Page MenuHomePhabricator

Get Wikidata clickstream
Open, MediumPublic

Description

Motivation
We want to evaluate whether the changes we are making to the mobile interface of Wikidata are improving its usefulness. To be able to do that we need some basic info about what people usually do.

Task

  • Show the development of sessions with Wikidata. E.g. "X people came from a wikidata item, then to a WD property page, then another item, and another item" or "one item only and gone again" or "from Wikipedia app to WD editing to WD item view to other WD item".
  • It should be visible whether the mobile or the desktop version of the page was shown
  • It should be seperated between logged in and anonymous users.

Notes

  • Probably the results will be too complex for grafana, and it may make sense to do this with a shiny dashboard
  • Maybe one can make use of the click stream analysis done by the search team
  • We still need to define what "session" means
  • It is not clear yet how exactly the result should look like - it also depends on what we can do at what cost

Event Timeline

Lea_WMDE updated the task description. (Show Details)

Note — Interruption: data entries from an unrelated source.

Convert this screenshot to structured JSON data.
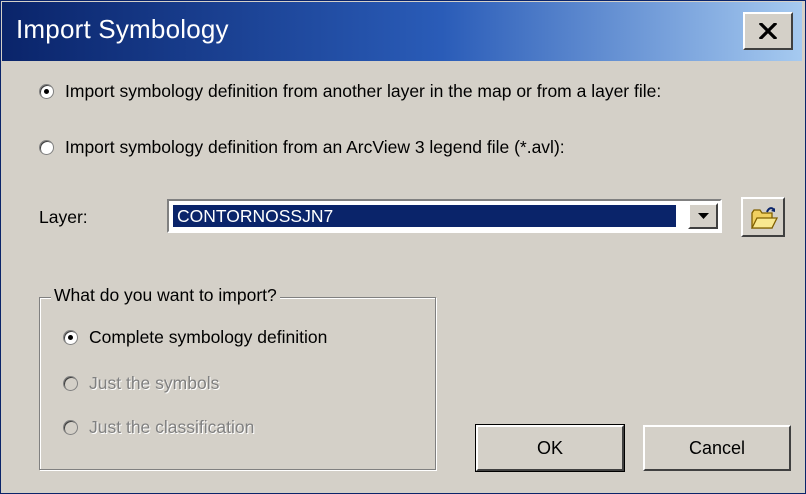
{
  "window": {
    "title": "Import Symbology",
    "close_label": "×"
  },
  "source_options": [
    {
      "label": "Import symbology definition from another layer in the map or from a layer file:",
      "checked": true,
      "enabled": true
    },
    {
      "label": "Import symbology definition from an ArcView 3 legend file (*.avl):",
      "checked": false,
      "enabled": true
    }
  ],
  "layer": {
    "label": "Layer:",
    "value": "CONTORNOSSJN7"
  },
  "import_group": {
    "legend": "What do you want to import?",
    "options": [
      {
        "label": "Complete symbology definition",
        "checked": true,
        "enabled": true
      },
      {
        "label": "Just the symbols",
        "checked": false,
        "enabled": false
      },
      {
        "label": "Just the classification",
        "checked": false,
        "enabled": false
      }
    ]
  },
  "buttons": {
    "ok": "OK",
    "cancel": "Cancel"
  },
  "icons": {
    "close": "close-icon",
    "dropdown": "chevron-down-icon",
    "browse": "open-folder-icon"
  },
  "colors": {
    "title_start": "#0a246a",
    "title_end": "#a6caf0",
    "dialog_bg": "#d4d0c8",
    "selection": "#0a246a"
  }
}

@JAllemandou Hey, I need an insight into the production code for the Clickstream dataset, but I can't find the code repository anywhere. Maybe you could help? Thanks. N.B. I am not looking for Python use cases (I've found them) neither for the SQL extraction of the monthly updates (I've seen that too) but rather for the code that feeds the tables in the clickstream database in Hadoop.

@Lea_WMDE I still need to get back to you on this one. I have studied the existing datasets, I still have some thinking to do about how to get to what we need based on what is already in production, and while in general I think it can be done I can say that it is not going to be "cheap" in any respect (i.e. time and computational resources).

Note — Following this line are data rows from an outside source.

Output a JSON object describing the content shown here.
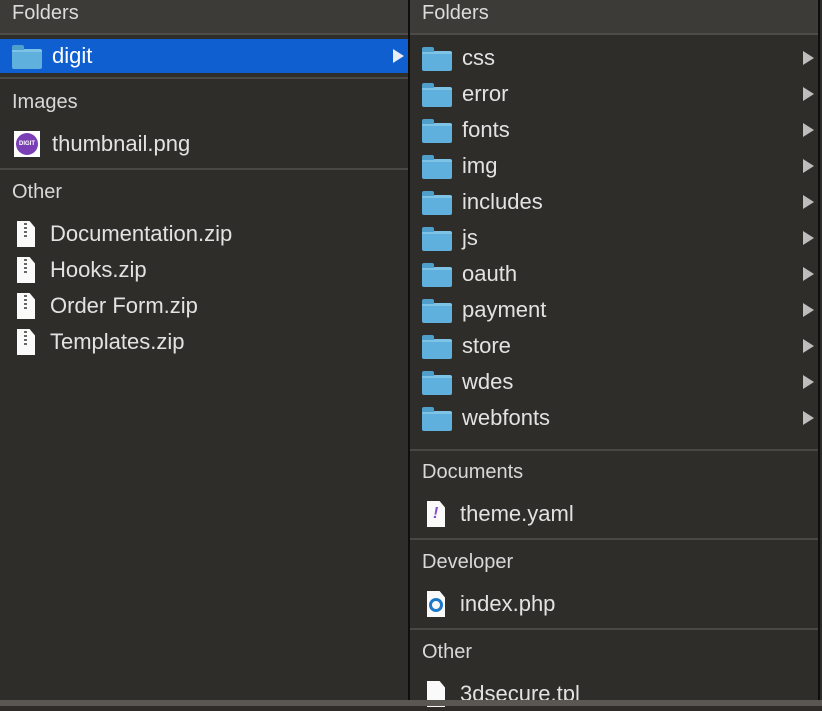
{
  "left": {
    "header": "Folders",
    "folders": [
      {
        "label": "digit",
        "icon": "folder-icon",
        "selected": true
      }
    ],
    "images": {
      "label": "Images",
      "items": [
        {
          "label": "thumbnail.png",
          "icon": "image-thumbnail-icon",
          "thumb_text": "DIGIT"
        }
      ]
    },
    "other": {
      "label": "Other",
      "items": [
        {
          "label": "Documentation.zip"
        },
        {
          "label": "Hooks.zip"
        },
        {
          "label": "Order Form.zip"
        },
        {
          "label": "Templates.zip"
        }
      ]
    }
  },
  "right": {
    "header": "Folders",
    "folders": [
      {
        "label": "css"
      },
      {
        "label": "error"
      },
      {
        "label": "fonts"
      },
      {
        "label": "img"
      },
      {
        "label": "includes"
      },
      {
        "label": "js"
      },
      {
        "label": "oauth"
      },
      {
        "label": "payment"
      },
      {
        "label": "store"
      },
      {
        "label": "wdes"
      },
      {
        "label": "webfonts"
      }
    ],
    "documents": {
      "label": "Documents",
      "items": [
        {
          "label": "theme.yaml",
          "icon": "yaml-file-icon"
        }
      ]
    },
    "developer": {
      "label": "Developer",
      "items": [
        {
          "label": "index.php",
          "icon": "php-file-icon"
        }
      ]
    },
    "other": {
      "label": "Other",
      "items": [
        {
          "label": "3dsecure.tpl",
          "icon": "document-icon"
        }
      ]
    }
  },
  "colors": {
    "selection": "#0f5fd0",
    "folder": "#5fb0dc",
    "background": "#2f2d2a"
  }
}
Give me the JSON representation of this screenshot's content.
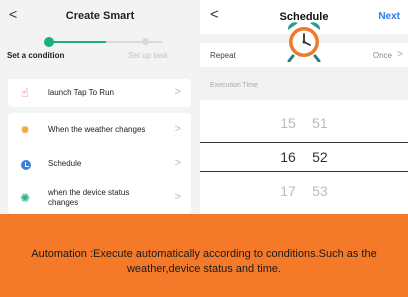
{
  "left": {
    "title": "Create Smart",
    "back_glyph": "<",
    "steps": [
      "Set a condition",
      "Set up task"
    ],
    "items": [
      {
        "label": "launch Tap To Run",
        "icon": "tap-hand-icon"
      },
      {
        "label": "When the weather changes",
        "icon": "sun-icon"
      },
      {
        "label": "Schedule",
        "icon": "clock-icon"
      },
      {
        "label": "when the device status changes",
        "icon": "device-icon"
      }
    ],
    "chevron": ">"
  },
  "right": {
    "title": "Schedule",
    "back_glyph": "<",
    "next_label": "Next",
    "repeat_label": "Repeat",
    "repeat_value": "Once",
    "execution_label": "Execution Time",
    "picker": {
      "rows": [
        {
          "hour": "15",
          "minute": "51"
        },
        {
          "hour": "16",
          "minute": "52"
        },
        {
          "hour": "17",
          "minute": "53"
        }
      ]
    }
  },
  "banner": {
    "text": "Automation :Execute automatically according to conditions.Such as the weather,device status and time."
  },
  "colors": {
    "accent_green": "#1ab07a",
    "link_blue": "#2d7de6",
    "banner_orange": "#f47a2a"
  }
}
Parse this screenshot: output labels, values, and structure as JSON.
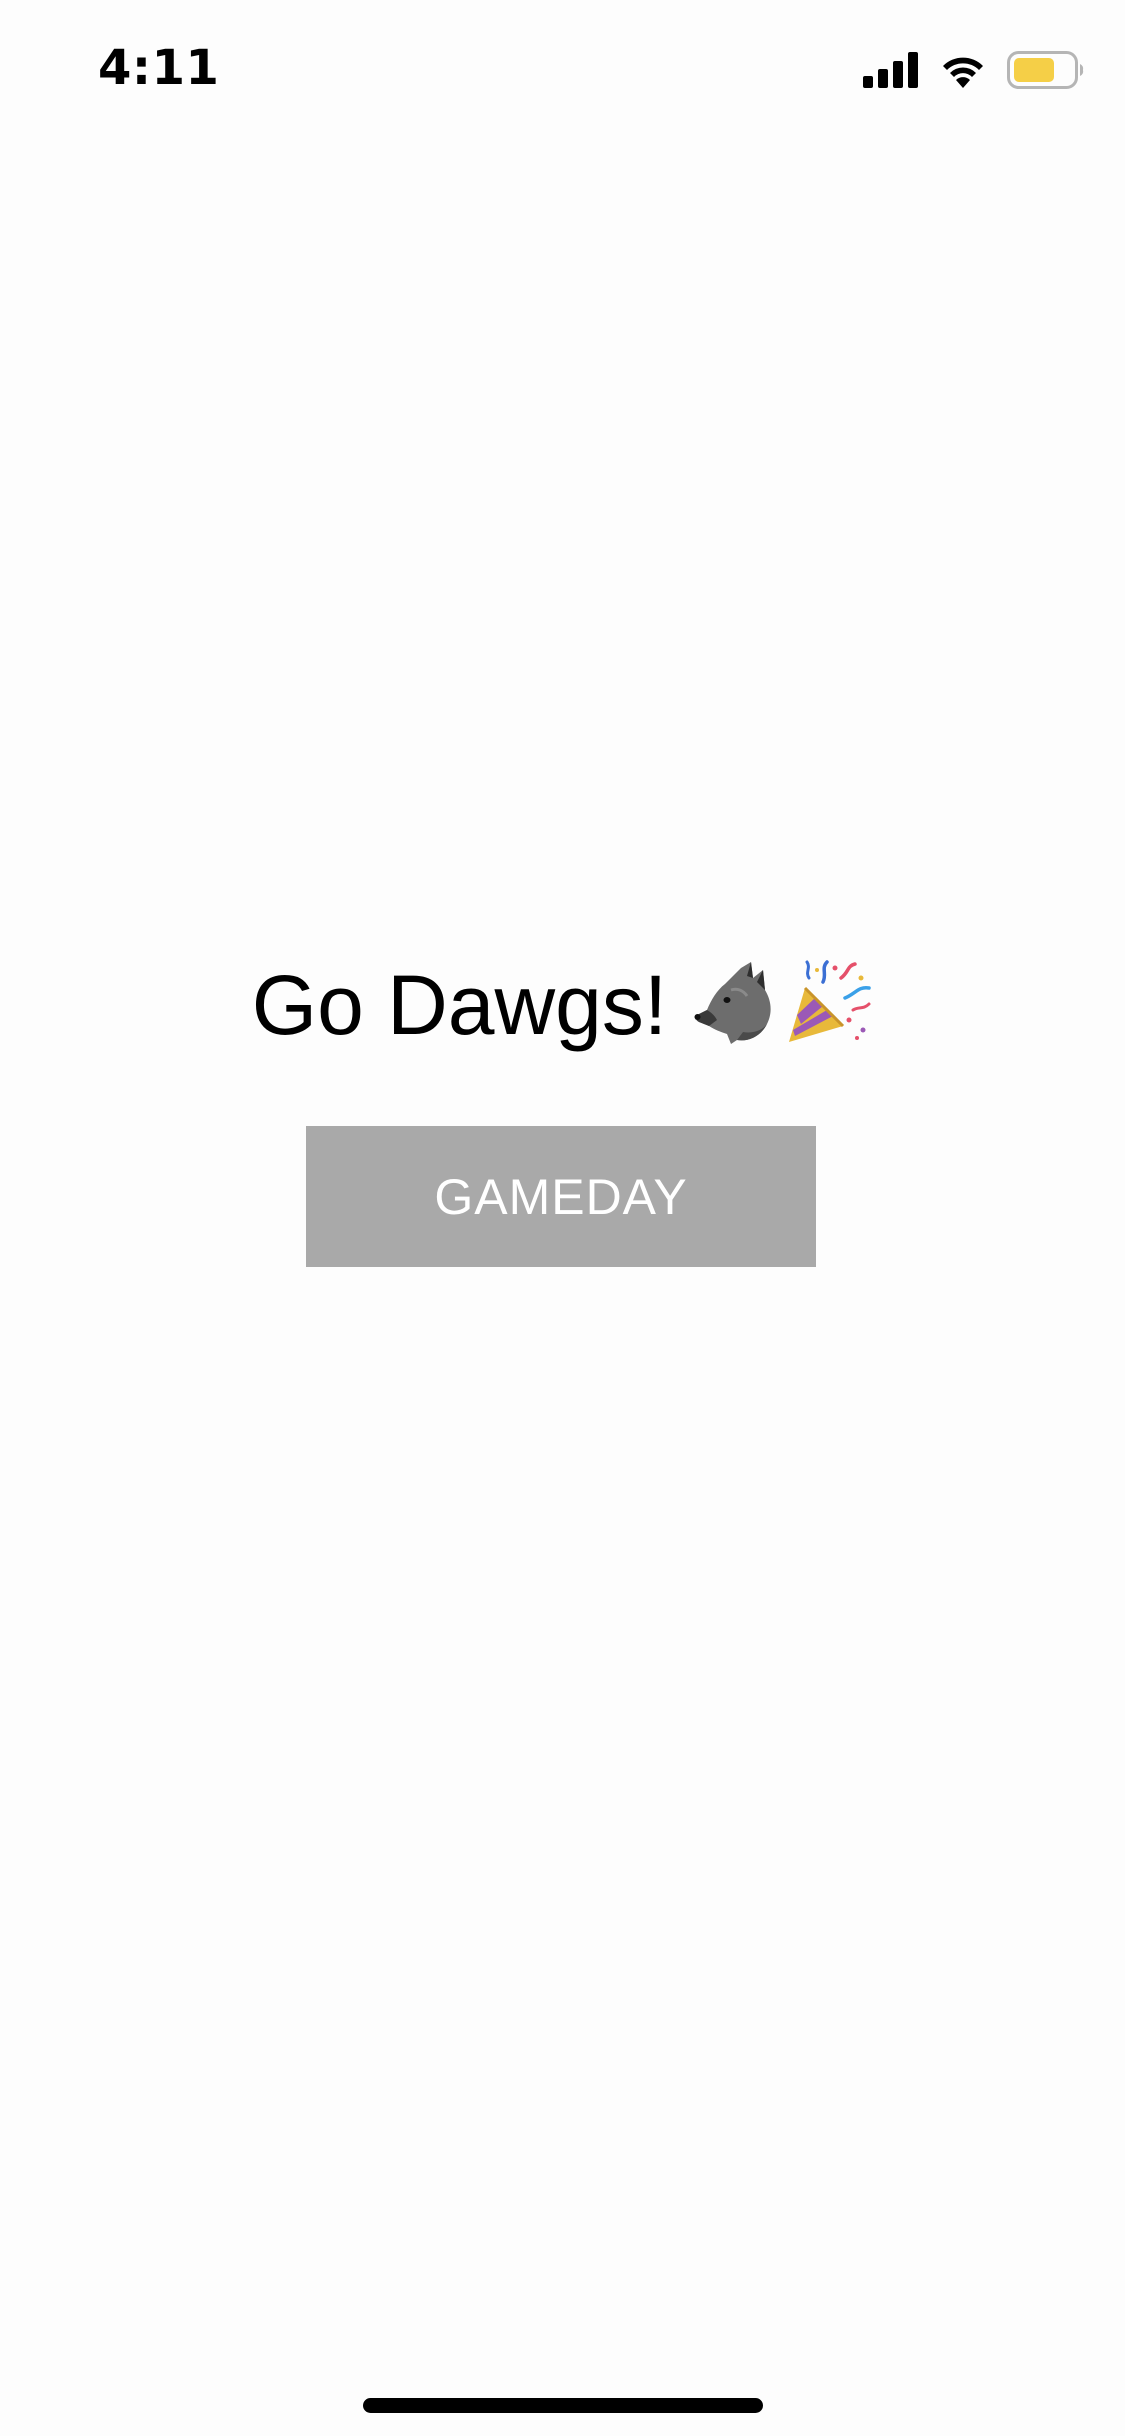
{
  "status_bar": {
    "time": "4:11",
    "icons": [
      "cellular-signal-icon",
      "wifi-icon",
      "battery-icon"
    ],
    "battery_color": "#f5cf47"
  },
  "main": {
    "headline": "Go Dawgs!",
    "headline_emojis": [
      "wolf-icon",
      "party-popper-icon"
    ],
    "button_label": "GAMEDAY",
    "button_color": "#a9a9a9",
    "button_text_color": "#ffffff"
  }
}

In general, the prima facie structure of the Clickstream dataset is what we are looking for, except for we need some additional fields (desktop/mobile, logged/anonymous) and that our filtering criteria (e.g. how do we define a user session) might be different.

Also, I would need to study the ua_parser library (luckily, there's an R version) and find out how did the Analytics-Engineering make use of it to filter out spider traffic. In other words, it can be done, we can have the dataset (someday), but it is going to be complex and take quite some time - and especially if I have to produce every bit of it by myself.

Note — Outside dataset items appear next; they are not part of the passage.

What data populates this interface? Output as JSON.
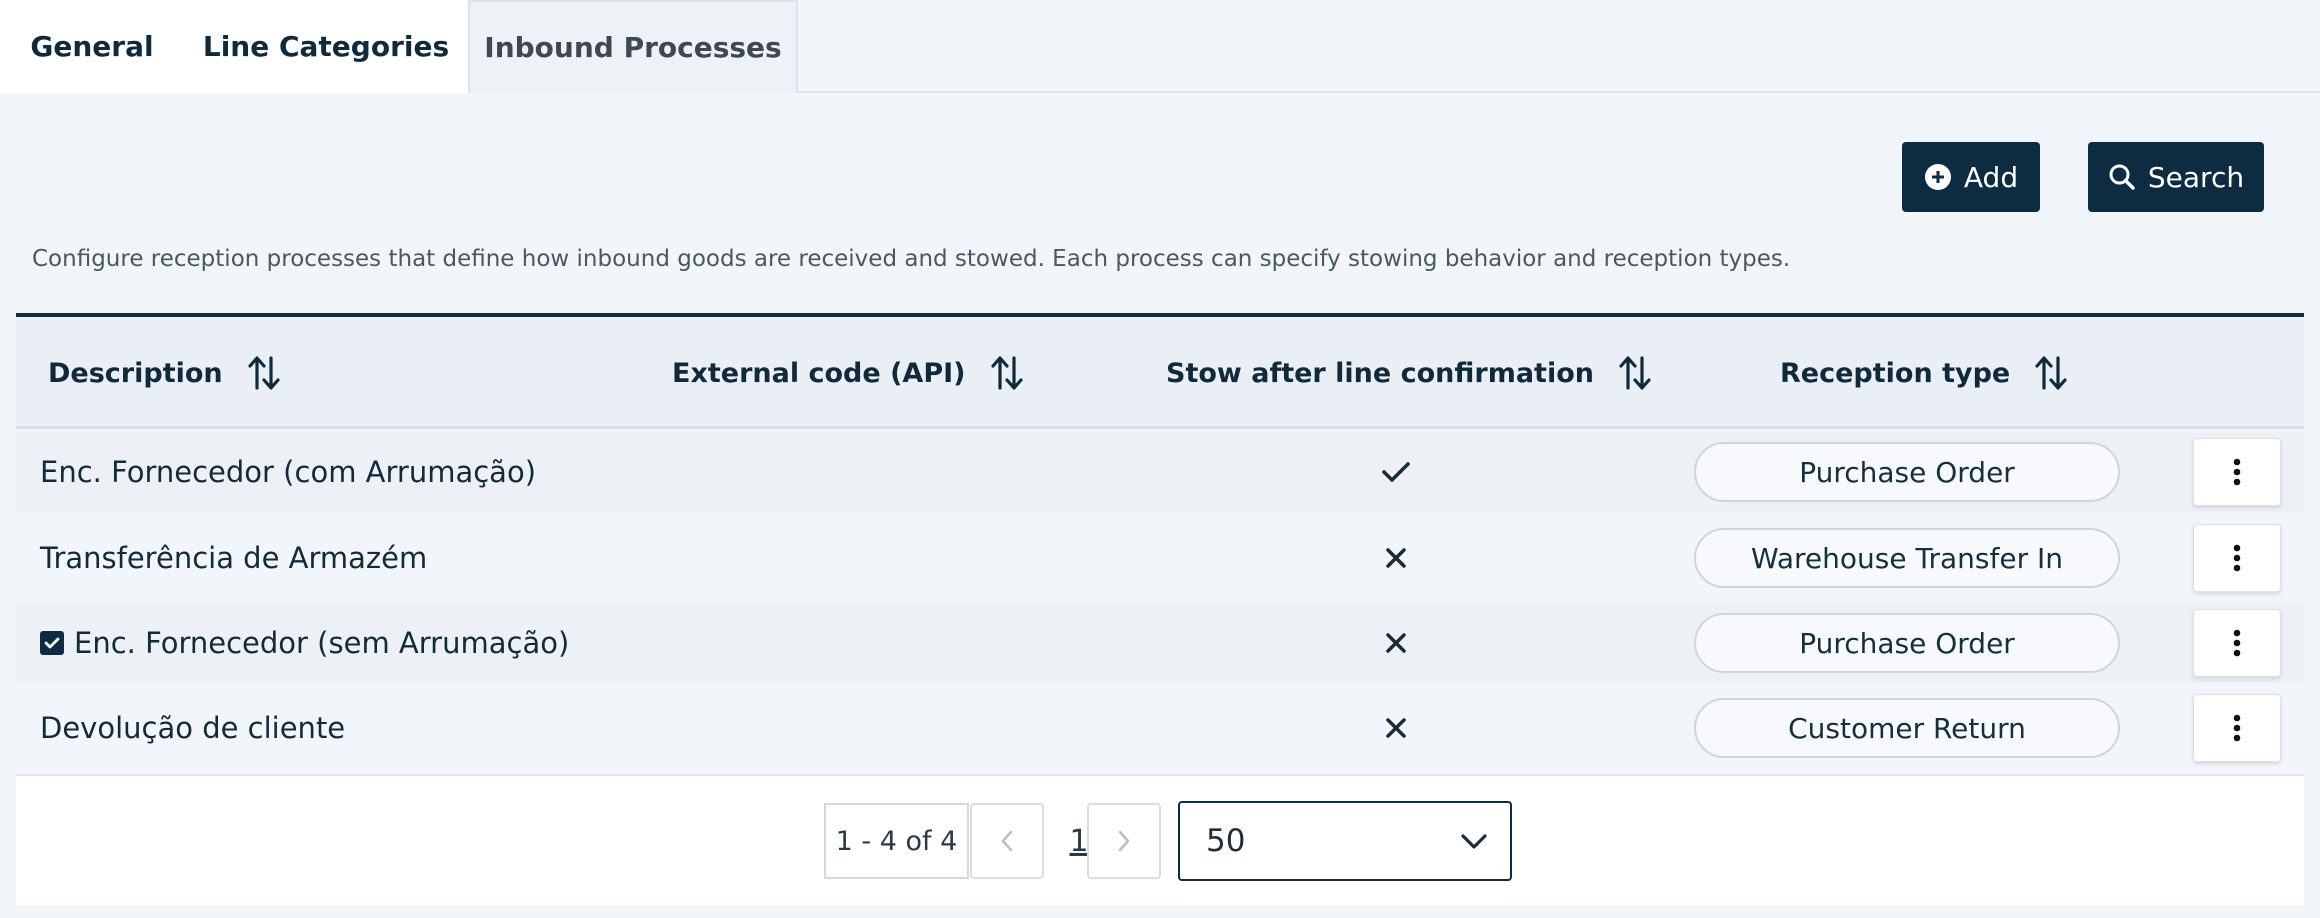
{
  "tabs": [
    {
      "label": "General"
    },
    {
      "label": "Line Categories"
    },
    {
      "label": "Inbound Processes",
      "active": true
    }
  ],
  "toolbar": {
    "add_label": "Add",
    "search_label": "Search"
  },
  "description": "Configure reception processes that define how inbound goods are received and stowed. Each process can specify stowing behavior and reception types.",
  "table": {
    "headers": {
      "description": "Description",
      "external_code": "External code (API)",
      "stow": "Stow after line confirmation",
      "reception_type": "Reception type"
    },
    "rows": [
      {
        "description": "Enc. Fornecedor (com Arrumação)",
        "stow": true,
        "reception_type": "Purchase Order",
        "selected": false
      },
      {
        "description": "Transferência de Armazém",
        "stow": false,
        "reception_type": "Warehouse Transfer In",
        "selected": false
      },
      {
        "description": "Enc. Fornecedor (sem Arrumação)",
        "stow": false,
        "reception_type": "Purchase Order",
        "selected": true
      },
      {
        "description": "Devolução de cliente",
        "stow": false,
        "reception_type": "Customer Return",
        "selected": false
      }
    ]
  },
  "pagination": {
    "range": "1 - 4 of 4",
    "current_page": "1",
    "page_size": "50"
  },
  "colors": {
    "primary": "#0d2b41",
    "background": "#f2f5f9"
  },
  "icons": {
    "add": "plus-circle-icon",
    "search": "search-icon",
    "sort": "sort-icon",
    "menu": "kebab-menu-icon"
  }
}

Hi @GoranSMilovanovic, the code we use to generate monthly data is here: https://github.com/wikimedia/analytics-refinery-source/blob/master/refinery-job/src/main/scala/org/wikimedia/analytics/refinery/job/ClickstreamBuilder.scala
As per the clickstream database in Hive, it's not used anymore, it's a left-over from Ellerys time.

@Lea_WMDE Just to clarify, I will put no further efforts here until you let me know what you think in respect to my insights in T208569#4767950.

Addshore moved this task from Data Analytics to Product on the WMDE-Analytics-Engineering board.
Addshore added a subscriber: GoranSMilovanovic.